After every visit I would pile into the car with my mom, dad and sister with the full knowledge that we’d done a bit of time travel. As we would leave Sedalia, my dad’s heightened Missouri accent would begin to descend back to normal. The buildings and roads that held a piece of my dad’s story would thin out, replaced by miles of trees and hills that led into Kansas where the pages of my story were being written.
And now here, as a 35 year old man, I chased that time machine down, pressed a familiar button and approached the carpeted steps of my Grandma’s house. The yard looked mostly familiar. The trees were bigger than I remember and the street smaller. I took a deep breath and knocked loudly knowing her hearing aid was hit or miss these days. A cute old woman with grayed hair and wire thin arms opened the door. We hugged and then she pulled back not letting go of me, and just looked at me for a bit. I stood still with, no doubt, a silly look on my face. I sensed that she was both filling in the gaps from the time gone by and taking a mental picture for when I was gone later that day.
Her house was nearly exactly as I had left it 16 years ago. The couches, the chair, the tv, the clocks and paintings on the wall all welcomed me back as if I’d gone to the store to get ice. The smell of cigarette smoke was long gone. Of that I was happy, and mostly for her. She offered me a drink and a seat on the couch of which I’d spent many hours, but of course with smaller and leaner frame.
And so we visited. And we ate. It was just us. Getting to know each other. We were familiar strangers eating, laughing and talking. We didn’t do much reminiscing. Our visits in years past were seldom about each other but everyone else. This was different though. She told me stories of the 40’s when she was first married to my grandfather. She spoke kindly of him. He passed away when I was still a baby. We spoke little of my two uncles, (her two sons) that she has outlived. Like I said, we didn’t really reminisce. As a 87 year old woman with a strong faith in God, she’s very aware of the weight and importance of the day at hand.

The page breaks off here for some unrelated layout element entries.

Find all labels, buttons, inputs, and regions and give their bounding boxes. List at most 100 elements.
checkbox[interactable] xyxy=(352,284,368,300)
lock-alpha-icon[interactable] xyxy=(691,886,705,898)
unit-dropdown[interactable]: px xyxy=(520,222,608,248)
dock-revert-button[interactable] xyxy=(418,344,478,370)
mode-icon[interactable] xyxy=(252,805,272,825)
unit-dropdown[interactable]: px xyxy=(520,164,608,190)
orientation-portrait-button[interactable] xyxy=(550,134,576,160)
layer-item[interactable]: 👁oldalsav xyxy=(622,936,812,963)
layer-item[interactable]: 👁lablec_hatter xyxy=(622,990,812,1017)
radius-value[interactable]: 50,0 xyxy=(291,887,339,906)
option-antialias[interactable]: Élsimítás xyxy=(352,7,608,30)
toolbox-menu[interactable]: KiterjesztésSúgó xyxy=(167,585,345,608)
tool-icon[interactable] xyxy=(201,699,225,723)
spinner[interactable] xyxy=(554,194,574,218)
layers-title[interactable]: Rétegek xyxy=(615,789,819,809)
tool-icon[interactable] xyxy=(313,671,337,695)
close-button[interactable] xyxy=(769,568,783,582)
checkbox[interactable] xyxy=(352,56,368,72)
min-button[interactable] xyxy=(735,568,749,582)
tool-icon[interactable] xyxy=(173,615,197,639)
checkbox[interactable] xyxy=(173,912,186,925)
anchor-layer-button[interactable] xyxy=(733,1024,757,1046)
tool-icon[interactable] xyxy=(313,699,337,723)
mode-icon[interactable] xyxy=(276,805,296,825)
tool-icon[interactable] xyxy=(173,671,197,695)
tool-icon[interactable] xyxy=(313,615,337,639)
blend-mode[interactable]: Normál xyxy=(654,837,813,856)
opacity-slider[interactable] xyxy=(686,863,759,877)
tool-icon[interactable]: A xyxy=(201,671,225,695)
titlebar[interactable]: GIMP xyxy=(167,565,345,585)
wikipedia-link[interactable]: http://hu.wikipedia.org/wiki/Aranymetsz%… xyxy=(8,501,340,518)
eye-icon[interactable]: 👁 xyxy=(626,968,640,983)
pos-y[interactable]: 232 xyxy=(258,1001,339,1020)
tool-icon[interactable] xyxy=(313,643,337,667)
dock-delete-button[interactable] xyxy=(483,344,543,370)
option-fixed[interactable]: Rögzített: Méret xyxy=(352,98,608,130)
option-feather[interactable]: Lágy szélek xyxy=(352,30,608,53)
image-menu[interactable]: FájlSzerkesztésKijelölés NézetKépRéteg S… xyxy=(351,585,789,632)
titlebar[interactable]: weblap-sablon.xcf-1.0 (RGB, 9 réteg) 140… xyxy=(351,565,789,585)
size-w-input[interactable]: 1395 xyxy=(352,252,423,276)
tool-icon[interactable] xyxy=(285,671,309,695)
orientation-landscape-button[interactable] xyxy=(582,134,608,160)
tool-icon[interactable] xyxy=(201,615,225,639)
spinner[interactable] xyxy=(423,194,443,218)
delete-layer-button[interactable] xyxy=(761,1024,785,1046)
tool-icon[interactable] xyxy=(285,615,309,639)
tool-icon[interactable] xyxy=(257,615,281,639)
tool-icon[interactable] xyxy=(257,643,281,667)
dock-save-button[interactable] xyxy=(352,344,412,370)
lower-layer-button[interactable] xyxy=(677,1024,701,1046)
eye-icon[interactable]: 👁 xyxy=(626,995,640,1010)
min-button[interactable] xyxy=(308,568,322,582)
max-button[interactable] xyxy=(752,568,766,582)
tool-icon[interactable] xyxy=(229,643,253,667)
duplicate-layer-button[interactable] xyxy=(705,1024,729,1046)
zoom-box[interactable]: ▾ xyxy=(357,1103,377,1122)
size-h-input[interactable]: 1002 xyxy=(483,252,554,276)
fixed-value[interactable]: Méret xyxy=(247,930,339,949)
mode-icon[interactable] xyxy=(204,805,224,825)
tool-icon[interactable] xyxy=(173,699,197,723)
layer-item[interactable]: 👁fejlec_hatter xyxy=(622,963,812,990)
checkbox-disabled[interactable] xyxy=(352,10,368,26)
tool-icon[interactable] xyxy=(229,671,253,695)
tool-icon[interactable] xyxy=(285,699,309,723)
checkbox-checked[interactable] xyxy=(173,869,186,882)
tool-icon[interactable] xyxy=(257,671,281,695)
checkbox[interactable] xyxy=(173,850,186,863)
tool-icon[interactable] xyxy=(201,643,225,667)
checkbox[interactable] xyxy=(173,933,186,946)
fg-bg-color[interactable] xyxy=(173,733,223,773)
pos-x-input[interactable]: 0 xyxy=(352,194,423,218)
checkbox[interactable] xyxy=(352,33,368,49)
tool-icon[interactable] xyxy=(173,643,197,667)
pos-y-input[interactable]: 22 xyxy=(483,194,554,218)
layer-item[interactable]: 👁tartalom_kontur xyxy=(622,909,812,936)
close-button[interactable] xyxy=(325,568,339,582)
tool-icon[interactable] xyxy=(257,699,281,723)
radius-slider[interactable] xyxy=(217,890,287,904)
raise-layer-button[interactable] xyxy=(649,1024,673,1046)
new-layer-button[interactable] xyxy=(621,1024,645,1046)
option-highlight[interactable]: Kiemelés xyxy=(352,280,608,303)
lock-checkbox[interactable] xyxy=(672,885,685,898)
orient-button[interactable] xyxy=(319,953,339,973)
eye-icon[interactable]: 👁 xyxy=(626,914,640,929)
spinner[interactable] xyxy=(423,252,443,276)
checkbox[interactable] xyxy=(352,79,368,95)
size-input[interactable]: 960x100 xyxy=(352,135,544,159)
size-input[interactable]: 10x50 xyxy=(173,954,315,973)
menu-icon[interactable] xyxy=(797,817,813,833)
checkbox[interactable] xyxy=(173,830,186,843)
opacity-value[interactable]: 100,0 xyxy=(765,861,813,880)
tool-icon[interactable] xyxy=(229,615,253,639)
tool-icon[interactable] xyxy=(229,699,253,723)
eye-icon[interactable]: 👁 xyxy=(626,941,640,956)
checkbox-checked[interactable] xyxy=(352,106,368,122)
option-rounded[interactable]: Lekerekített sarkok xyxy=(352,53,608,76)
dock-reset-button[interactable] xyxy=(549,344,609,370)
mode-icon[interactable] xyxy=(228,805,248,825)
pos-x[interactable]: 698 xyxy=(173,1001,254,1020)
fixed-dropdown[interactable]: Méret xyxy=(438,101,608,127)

As our visit came to a close, she pulled me close again and told me how much she enjoyed the day with me and that she would see me in heaven. I pushed back a bit, not knowing how to respond, trying to promise that I would bring Alissa and boys to see her. I think she noticed my flinch and responded with how she wouldn’t be able to house us all overnight. I laughed softly and tried to picture her reaction to my chaotic family.
With a hug that had lost the rigidity from when I was little, she walked me to the door. I told her I loved her and walked out to my rental car wondering if I could get back here soon. I got in, rolled the window down and looked over to see her waving and smiling just before she closed the door. It felt like I should keep the car in park, or that she should keep the door open just a while longer, but I think we both knew the AC-unit was working hard to keep in that cool air.